AIs that I find useful are still just LLMs and LLMs power comes from having a massive amount of text to work with to string together word math and come up with something ok. That's a lot of data that comes together to get things ... kinda right... sometimes.
I don't think there's that data set for "use an app" yet.
We've seen from "AI plays games" efforts that there have been some pretty spectacular failures. It seems like "use app" is a different problem.
I’d want more control over what’s remembered and when.

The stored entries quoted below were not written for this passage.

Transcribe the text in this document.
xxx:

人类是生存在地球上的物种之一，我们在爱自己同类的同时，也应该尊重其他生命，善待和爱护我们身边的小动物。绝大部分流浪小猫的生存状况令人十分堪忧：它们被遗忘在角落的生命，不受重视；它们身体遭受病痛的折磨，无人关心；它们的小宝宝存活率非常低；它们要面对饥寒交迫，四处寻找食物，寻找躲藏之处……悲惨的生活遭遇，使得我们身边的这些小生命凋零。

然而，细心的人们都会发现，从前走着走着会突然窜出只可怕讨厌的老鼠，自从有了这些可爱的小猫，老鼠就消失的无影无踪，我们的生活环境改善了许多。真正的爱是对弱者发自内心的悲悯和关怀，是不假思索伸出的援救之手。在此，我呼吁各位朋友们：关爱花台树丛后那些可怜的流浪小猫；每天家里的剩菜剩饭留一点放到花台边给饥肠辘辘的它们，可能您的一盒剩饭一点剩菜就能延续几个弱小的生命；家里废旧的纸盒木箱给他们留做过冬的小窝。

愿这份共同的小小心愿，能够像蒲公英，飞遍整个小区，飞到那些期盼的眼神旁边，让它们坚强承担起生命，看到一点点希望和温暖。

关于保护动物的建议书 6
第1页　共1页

Curious if anyone here has used this yet — is it actually helpful in practice?
It works without AI, but there's a MCP and stuff, so you should be able to connect Claude etc with your emulator/device now.
Current AI is not even designed to do that. It is just a very sophisticated auto-complete.
It is sophisticated enough to fool some VCs that you can chop your round peg into square hole. But there is no ground to expect a scalable solution.